Facing extinction, the bureaucracy came up with a new mission: offering “structural adjustment” assistance to countries that find themselves underwater. The typical package consists of loans conditioned on austerity measures, including sharp spending cuts by the borrowing governments, liberalization of capital markets and devaluation of the currency. These programs have been criticized heavily from all directions, some more justified than others.

Countries call the IMF after their own reckless policies get them in trouble. Greece’s debt is 158 percent of its gross domestic product (GDP) because its government spends far too much - the deficit was 10.5 percent of GDP last year alone. At the height of its crisis, Argentina’s budget deficit was just 6.4 percent of GDP. Argentina had been paying its public-sector employees 45 percent more than they would have earned in the private sector. Greece has been equally profligate.

The IMF takes this bad situation and makes it worse, particularly by failing to enforce austerity measures. The IMF is an enabler. By providing bailout after bailout, it allows governments to keep pursuing unsustainable fiscal policies without real consequence. Creditors keep lending to these governments, secure in the knowledge that IMF will come through. The possibility of easy credit lets politicians avoid making hard choices and continue with unsustainable policies for far longer. There is a term for this: moral hazard.

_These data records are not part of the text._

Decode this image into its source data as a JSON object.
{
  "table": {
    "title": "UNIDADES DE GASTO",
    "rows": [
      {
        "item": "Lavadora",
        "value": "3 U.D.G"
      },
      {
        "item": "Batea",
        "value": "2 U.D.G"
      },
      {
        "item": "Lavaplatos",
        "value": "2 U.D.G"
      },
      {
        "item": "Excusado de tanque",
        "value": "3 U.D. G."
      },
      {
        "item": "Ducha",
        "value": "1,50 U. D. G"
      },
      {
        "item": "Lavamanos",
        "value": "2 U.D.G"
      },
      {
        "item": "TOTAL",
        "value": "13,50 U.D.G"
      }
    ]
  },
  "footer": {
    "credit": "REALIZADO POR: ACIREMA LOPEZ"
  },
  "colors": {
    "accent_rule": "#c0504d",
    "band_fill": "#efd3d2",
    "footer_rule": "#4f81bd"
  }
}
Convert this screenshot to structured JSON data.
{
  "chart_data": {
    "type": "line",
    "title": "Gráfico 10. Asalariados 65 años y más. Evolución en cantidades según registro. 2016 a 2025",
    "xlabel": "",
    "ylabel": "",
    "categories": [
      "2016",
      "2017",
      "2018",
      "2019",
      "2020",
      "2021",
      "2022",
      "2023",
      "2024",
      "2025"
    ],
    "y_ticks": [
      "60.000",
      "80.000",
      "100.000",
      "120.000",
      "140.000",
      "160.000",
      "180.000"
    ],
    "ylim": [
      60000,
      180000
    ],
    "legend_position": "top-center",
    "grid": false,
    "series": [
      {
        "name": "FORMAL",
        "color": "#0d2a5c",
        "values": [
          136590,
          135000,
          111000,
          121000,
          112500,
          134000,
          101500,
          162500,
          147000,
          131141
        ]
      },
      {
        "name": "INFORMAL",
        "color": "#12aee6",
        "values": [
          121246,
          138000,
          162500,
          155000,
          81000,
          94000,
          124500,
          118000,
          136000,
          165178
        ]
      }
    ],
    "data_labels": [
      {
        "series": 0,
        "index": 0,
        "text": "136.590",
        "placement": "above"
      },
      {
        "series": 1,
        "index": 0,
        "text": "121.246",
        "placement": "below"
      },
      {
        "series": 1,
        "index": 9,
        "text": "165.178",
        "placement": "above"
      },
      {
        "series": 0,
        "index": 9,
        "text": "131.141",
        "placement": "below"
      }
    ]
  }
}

The IMF bureaucracy doesn’t care because it’s spending other people’s money. In the case of the Greek bailout, German taxpayers will be on the hook for a large part of what well might amount to more than $300 billion. The United States, as the largest single IMF shareholder, could wind up paying about 20 percent of whatever the IMF lends to Greece. The bureaucrats making the decisions don’t care what the American public might think about underwriting yet another big-government failure. They don’t answer to us.

As the IMF replaces one French socialist with another as its chief, it’s likely that we’ll keep paying for even more European failures. It would be better to get rid of the IMF. It’s obsolete, it’s dangerous, and its problems with morality extend beyond its former managing director.

Nita Ghei is a contributing Opinion writer for The Washington Times.